Para Schelling, Dios sufre. No es afectivamente indiferente al destino de sus creaturas. (Se podría objetar que Dios, por su perfección, no tiene esa capacidad, pero incluso desde la ortodoxia se afirma, quizás de modo poco reflexivo, que “Dios es amor” y un amor que no se contrista por la desventura o los infortunios de los seres amados no es digno de este nombre) y así acompaña a su creatura para que el bien se eleve “desde las tinieblas hasta la actualidad a fin de” que vivamos junto a él imperecederamente” y el mal sea “arrojado eternamente al no ser” (Schelling, 1989, p. 275).

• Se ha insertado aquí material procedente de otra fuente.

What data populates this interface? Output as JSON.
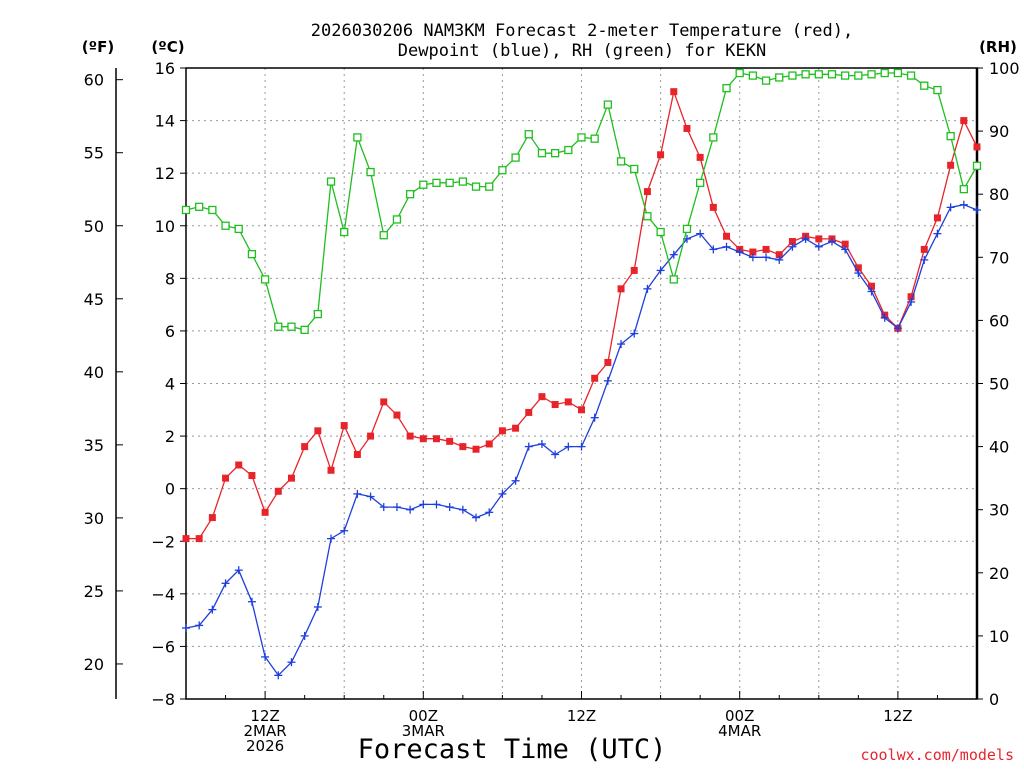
{
  "chart_data": {
    "type": "line",
    "title_line1": "2026030206 NAM3KM Forecast 2-meter Temperature (red),",
    "title_line2": "Dewpoint (blue), RH (green) for KEKN",
    "xlabel": "Forecast Time (UTC)",
    "unit_f": "(ºF)",
    "unit_c": "(ºC)",
    "unit_rh": "(RH)",
    "watermark": "coolwx.com/models",
    "x_unit": "forecast hour",
    "xlim": [
      6,
      66
    ],
    "ylim_c": [
      -8,
      16
    ],
    "ylim_rh": [
      0,
      100
    ],
    "y_ticks_c": [
      -8,
      -6,
      -4,
      -2,
      0,
      2,
      4,
      6,
      8,
      10,
      12,
      14,
      16
    ],
    "y_ticks_f": [
      20,
      25,
      30,
      35,
      40,
      45,
      50,
      55,
      60
    ],
    "y_ticks_rh": [
      0,
      10,
      20,
      30,
      40,
      50,
      60,
      70,
      80,
      90,
      100
    ],
    "x_ticks": [
      {
        "hour": 12,
        "lines": [
          "12Z",
          "2MAR",
          "2026"
        ]
      },
      {
        "hour": 24,
        "lines": [
          "00Z",
          "3MAR"
        ]
      },
      {
        "hour": 36,
        "lines": [
          "12Z"
        ]
      },
      {
        "hour": 48,
        "lines": [
          "00Z",
          "4MAR"
        ]
      },
      {
        "hour": 60,
        "lines": [
          "12Z"
        ]
      }
    ],
    "grid": true,
    "x": [
      6,
      7,
      8,
      9,
      10,
      11,
      12,
      13,
      14,
      15,
      16,
      17,
      18,
      19,
      20,
      21,
      22,
      23,
      24,
      25,
      26,
      27,
      28,
      29,
      30,
      31,
      32,
      33,
      34,
      35,
      36,
      37,
      38,
      39,
      40,
      41,
      42,
      43,
      44,
      45,
      46,
      47,
      48,
      49,
      50,
      51,
      52,
      53,
      54,
      55,
      56,
      57,
      58,
      59,
      60,
      61,
      62,
      63,
      64,
      65,
      66
    ],
    "series": [
      {
        "name": "Temperature",
        "color": "#e8242b",
        "marker": "filled-square",
        "axis": "celsius",
        "values": [
          -1.9,
          -1.9,
          -1.1,
          0.4,
          0.9,
          0.5,
          -0.9,
          -0.1,
          0.4,
          1.6,
          2.2,
          0.7,
          2.4,
          1.3,
          2.0,
          3.3,
          2.8,
          2.0,
          1.9,
          1.9,
          1.8,
          1.6,
          1.5,
          1.7,
          2.2,
          2.3,
          2.9,
          3.5,
          3.2,
          3.3,
          3.0,
          4.2,
          4.8,
          7.6,
          8.3,
          11.3,
          12.7,
          15.1,
          13.7,
          12.6,
          10.7,
          9.6,
          9.1,
          9.0,
          9.1,
          8.9,
          9.4,
          9.6,
          9.5,
          9.5,
          9.3,
          8.4,
          7.7,
          6.6,
          6.1,
          7.3,
          9.1,
          10.3,
          12.3,
          14.0,
          13.0
        ]
      },
      {
        "name": "Dewpoint",
        "color": "#1f3fdc",
        "marker": "plus",
        "axis": "celsius",
        "values": [
          -5.3,
          -5.2,
          -4.6,
          -3.6,
          -3.1,
          -4.3,
          -6.4,
          -7.1,
          -6.6,
          -5.6,
          -4.5,
          -1.9,
          -1.6,
          -0.2,
          -0.3,
          -0.7,
          -0.7,
          -0.8,
          -0.6,
          -0.6,
          -0.7,
          -0.8,
          -1.1,
          -0.9,
          -0.2,
          0.3,
          1.6,
          1.7,
          1.3,
          1.6,
          1.6,
          2.7,
          4.1,
          5.5,
          5.9,
          7.6,
          8.3,
          8.9,
          9.5,
          9.7,
          9.1,
          9.2,
          9.0,
          8.8,
          8.8,
          8.7,
          9.2,
          9.5,
          9.2,
          9.4,
          9.1,
          8.2,
          7.5,
          6.5,
          6.1,
          7.1,
          8.7,
          9.7,
          10.7,
          10.8,
          10.6
        ]
      },
      {
        "name": "RH",
        "color": "#1fbf1f",
        "marker": "open-square",
        "axis": "rh",
        "values": [
          77.5,
          78.0,
          77.5,
          75.0,
          74.5,
          70.5,
          66.5,
          59.0,
          59.0,
          58.5,
          61.0,
          82.0,
          74.0,
          89.0,
          83.5,
          73.5,
          76.0,
          80.0,
          81.5,
          81.8,
          81.8,
          82.0,
          81.2,
          81.2,
          83.8,
          85.8,
          89.5,
          86.5,
          86.5,
          87.0,
          89.0,
          88.8,
          94.2,
          85.2,
          84.0,
          76.5,
          74.0,
          66.5,
          74.5,
          81.8,
          89.0,
          96.8,
          99.2,
          98.8,
          98.0,
          98.5,
          98.8,
          99.0,
          99.0,
          99.0,
          98.8,
          98.8,
          99.0,
          99.2,
          99.2,
          98.8,
          97.2,
          96.5,
          89.2,
          80.8,
          84.5
        ]
      }
    ]
  }
}
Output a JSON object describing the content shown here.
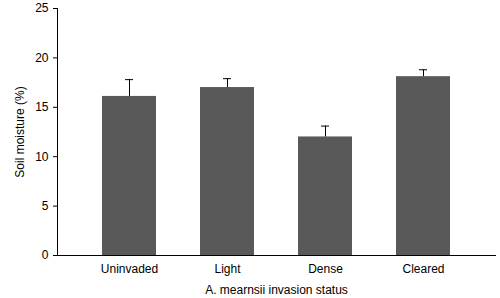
{
  "chart_data": {
    "type": "bar",
    "x_label": "A. mearnsii invasion status",
    "y_label": "Soil moisture (%)",
    "categories": [
      "Uninvaded",
      "Light",
      "Dense",
      "Cleared"
    ],
    "values": [
      16.1,
      17.0,
      12.0,
      18.1
    ],
    "errors": [
      1.7,
      0.9,
      1.1,
      0.7
    ],
    "color": "#595959",
    "ylim": [
      0,
      25
    ],
    "yticks": [
      0,
      5,
      10,
      15,
      20,
      25
    ],
    "grid": false
  }
}
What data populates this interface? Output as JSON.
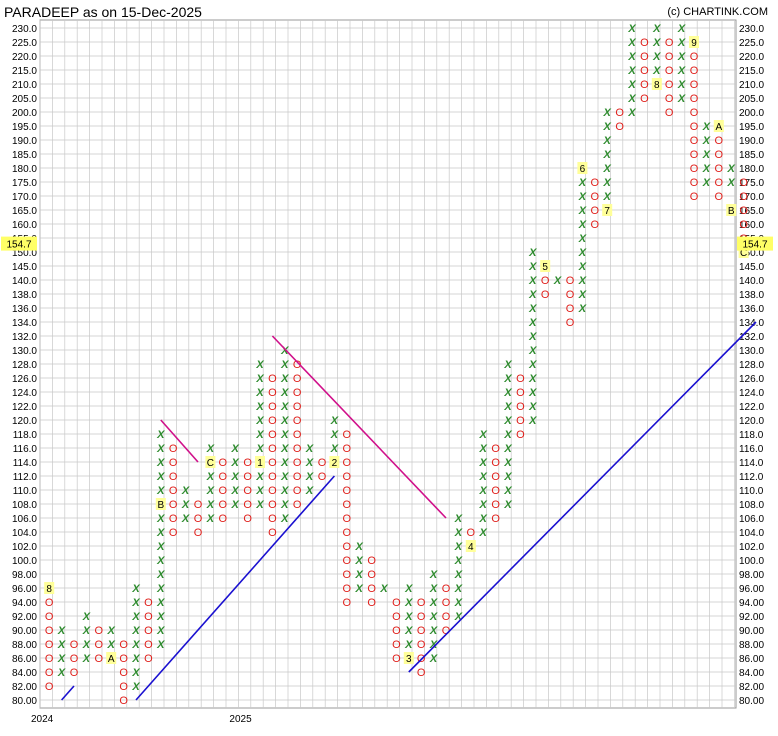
{
  "title": "PARADEEP as on 15-Dec-2025",
  "credit": "(c) CHARTINK.COM",
  "colors": {
    "x": "#2e8b2e",
    "o": "#e0201c",
    "trend_up": "#1a10d0",
    "trend_down": "#d0108a",
    "grid": "#c8c8c8",
    "marker_bg": "#ffff99",
    "last_price_bg": "#ffff66"
  },
  "chart_data": {
    "type": "point-and-figure",
    "title": "PARADEEP as on 15-Dec-2025",
    "ylim": [
      80,
      230
    ],
    "y_ticks": [
      "230.0",
      "225.0",
      "220.0",
      "215.0",
      "210.0",
      "205.0",
      "200.0",
      "195.0",
      "190.0",
      "185.0",
      "180.0",
      "175.0",
      "170.0",
      "165.0",
      "160.0",
      "155.0",
      "150.0",
      "145.0",
      "140.0",
      "138.0",
      "136.0",
      "134.0",
      "132.0",
      "130.0",
      "128.0",
      "126.0",
      "124.0",
      "122.0",
      "120.0",
      "118.0",
      "116.0",
      "114.0",
      "112.0",
      "110.0",
      "108.0",
      "106.0",
      "104.0",
      "102.0",
      "100.0",
      "98.00",
      "96.00",
      "94.00",
      "92.00",
      "90.00",
      "88.00",
      "86.00",
      "84.00",
      "82.00",
      "80.00"
    ],
    "last_price": "154.7",
    "x_labels": [
      {
        "label": "2024",
        "column": 0
      },
      {
        "label": "2025",
        "column": 16
      }
    ],
    "columns": [
      {
        "type": "O",
        "from": "96.00",
        "to": "82.00",
        "markers": [
          {
            "at": "96.00",
            "label": "8"
          }
        ]
      },
      {
        "type": "X",
        "from": "84.00",
        "to": "90.00"
      },
      {
        "type": "O",
        "from": "88.00",
        "to": "84.00"
      },
      {
        "type": "X",
        "from": "86.00",
        "to": "92.00"
      },
      {
        "type": "O",
        "from": "90.00",
        "to": "86.00"
      },
      {
        "type": "X",
        "from": "88.00",
        "to": "90.00",
        "markers": [
          {
            "at": "86.00",
            "label": "A"
          }
        ]
      },
      {
        "type": "O",
        "from": "88.00",
        "to": "80.00"
      },
      {
        "type": "X",
        "from": "82.00",
        "to": "96.00"
      },
      {
        "type": "O",
        "from": "94.00",
        "to": "86.00"
      },
      {
        "type": "X",
        "from": "88.00",
        "to": "118.00",
        "markers": [
          {
            "at": "108.0",
            "label": "B"
          }
        ]
      },
      {
        "type": "O",
        "from": "116.0",
        "to": "104.0"
      },
      {
        "type": "X",
        "from": "106.0",
        "to": "110.0"
      },
      {
        "type": "O",
        "from": "108.0",
        "to": "104.0"
      },
      {
        "type": "X",
        "from": "106.0",
        "to": "116.0",
        "markers": [
          {
            "at": "114.0",
            "label": "C"
          }
        ]
      },
      {
        "type": "O",
        "from": "114.0",
        "to": "106.0"
      },
      {
        "type": "X",
        "from": "108.0",
        "to": "116.0"
      },
      {
        "type": "O",
        "from": "114.0",
        "to": "106.0"
      },
      {
        "type": "X",
        "from": "108.0",
        "to": "128.0",
        "markers": [
          {
            "at": "114.0",
            "label": "1"
          }
        ]
      },
      {
        "type": "O",
        "from": "126.0",
        "to": "104.0"
      },
      {
        "type": "X",
        "from": "106.0",
        "to": "130.0"
      },
      {
        "type": "O",
        "from": "128.0",
        "to": "108.0"
      },
      {
        "type": "X",
        "from": "110.0",
        "to": "116.0"
      },
      {
        "type": "O",
        "from": "114.0",
        "to": "112.0"
      },
      {
        "type": "X",
        "from": "114.0",
        "to": "120.0",
        "markers": [
          {
            "at": "114.0",
            "label": "2"
          }
        ]
      },
      {
        "type": "O",
        "from": "118.0",
        "to": "94.00"
      },
      {
        "type": "X",
        "from": "96.00",
        "to": "102.0"
      },
      {
        "type": "O",
        "from": "100.0",
        "to": "94.00"
      },
      {
        "type": "X",
        "from": "96.00",
        "to": "96.00"
      },
      {
        "type": "O",
        "from": "94.00",
        "to": "86.00"
      },
      {
        "type": "X",
        "from": "88.00",
        "to": "96.00",
        "markers": [
          {
            "at": "86.00",
            "label": "3"
          }
        ]
      },
      {
        "type": "O",
        "from": "94.00",
        "to": "84.00"
      },
      {
        "type": "X",
        "from": "86.00",
        "to": "98.00"
      },
      {
        "type": "O",
        "from": "96.00",
        "to": "90.00"
      },
      {
        "type": "X",
        "from": "92.00",
        "to": "106.0"
      },
      {
        "type": "O",
        "from": "104.0",
        "to": "102.0",
        "markers": [
          {
            "at": "102.0",
            "label": "4"
          }
        ]
      },
      {
        "type": "X",
        "from": "104.0",
        "to": "118.0"
      },
      {
        "type": "O",
        "from": "116.0",
        "to": "106.0"
      },
      {
        "type": "X",
        "from": "108.0",
        "to": "128.0"
      },
      {
        "type": "O",
        "from": "126.0",
        "to": "118.0"
      },
      {
        "type": "X",
        "from": "120.0",
        "to": "150.0"
      },
      {
        "type": "O",
        "from": "145.0",
        "to": "138.0",
        "markers": [
          {
            "at": "145.0",
            "label": "5"
          }
        ]
      },
      {
        "type": "X",
        "from": "140.0",
        "to": "140.0"
      },
      {
        "type": "O",
        "from": "140.0",
        "to": "134.0"
      },
      {
        "type": "X",
        "from": "136.0",
        "to": "175.0",
        "markers": [
          {
            "at": "180.0",
            "label": "6"
          }
        ]
      },
      {
        "type": "O",
        "from": "175.0",
        "to": "160.0"
      },
      {
        "type": "X",
        "from": "165.0",
        "to": "200.0",
        "markers": [
          {
            "at": "165.0",
            "label": "7"
          }
        ]
      },
      {
        "type": "O",
        "from": "200.0",
        "to": "195.0"
      },
      {
        "type": "X",
        "from": "200.0",
        "to": "230.0"
      },
      {
        "type": "O",
        "from": "225.0",
        "to": "205.0"
      },
      {
        "type": "X",
        "from": "210.0",
        "to": "230.0",
        "markers": [
          {
            "at": "210.0",
            "label": "8"
          }
        ]
      },
      {
        "type": "O",
        "from": "225.0",
        "to": "200.0"
      },
      {
        "type": "X",
        "from": "205.0",
        "to": "230.0"
      },
      {
        "type": "O",
        "from": "225.0",
        "to": "170.0",
        "markers": [
          {
            "at": "225.0",
            "label": "9"
          }
        ]
      },
      {
        "type": "X",
        "from": "175.0",
        "to": "195.0"
      },
      {
        "type": "O",
        "from": "190.0",
        "to": "170.0",
        "markers": [
          {
            "at": "195.0",
            "label": "A"
          }
        ]
      },
      {
        "type": "X",
        "from": "175.0",
        "to": "180.0",
        "markers": [
          {
            "at": "165.0",
            "label": "B"
          }
        ]
      },
      {
        "type": "O",
        "from": "175.0",
        "to": "155.0",
        "markers": [
          {
            "at": "150.0",
            "label": "C"
          }
        ]
      }
    ],
    "trendlines": [
      {
        "kind": "support",
        "from": {
          "column": 1,
          "value": "80.00"
        },
        "to": {
          "column": 2,
          "value": "82.00"
        }
      },
      {
        "kind": "support",
        "from": {
          "column": 7,
          "value": "80.00"
        },
        "to": {
          "column": 23,
          "value": "112.0"
        }
      },
      {
        "kind": "resistance",
        "from": {
          "column": 9,
          "value": "120.0"
        },
        "to": {
          "column": 12,
          "value": "114.0"
        }
      },
      {
        "kind": "resistance",
        "from": {
          "column": 18,
          "value": "132.0"
        },
        "to": {
          "column": 32,
          "value": "106.0"
        }
      },
      {
        "kind": "support",
        "from": {
          "column": 29,
          "value": "84.00"
        },
        "to": {
          "column": 57,
          "value": "134.0"
        }
      }
    ]
  }
}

Ese es el fin último de la creación, un fin que Dios no puede forzar por la radical libertad que le otorgó a sus creaturas y en virtud de la cual los seres humanos tienen que buscar la propia luz del principio puro en un proceso que no puede ser acelerado o decantado con precipitación. Entretanto no ocurra, Dios padece junto con sus creaturas a la par que va sentando los medios para la redención que será vivificación y exaltación plenas. Schelling ve una constatación de ello en las Escrituras cuando dicen que Cristo tiene que reinar hasta que todos sus enemigos estén a sus pies, y el último de ellos será la muerte (1 Corintios 15: 25-27).
(In)conclusión. Nuevas perplejidades
La posición de Schelling trasciende así las oposiciones tradicionales que ven el mal como ausencia de bien y debilitamiento del ser, y las maniqueas y gnósticas que lo miran como un principio del mismo rango y jerarquía que el bien. Este intento, a todas luces genial y ambicioso, no resuelve el problema del mal, pero nos permite divisar la posibilidad de un nuevo orden de cosas, y nuevas y distintas posibilidades de sentido. Traigo de nuevo la tesis de Ricoeur, según la cual los símbolos y los mitos “dan qué pensar”. En una época tan agotada y herida por el mal, explorar la poética de Schelling es un remanso. Sus páginas se convierten en un sendero poco explorado y con aires frescos que vale la pena recorrer para vislumbrar nuevos caminos y horizontes que, al menos, nos permitan lidiar o convivir de mejor manera con la más aciaga de las preguntas: ¿a cuento de qué, en efecto, viene el mal?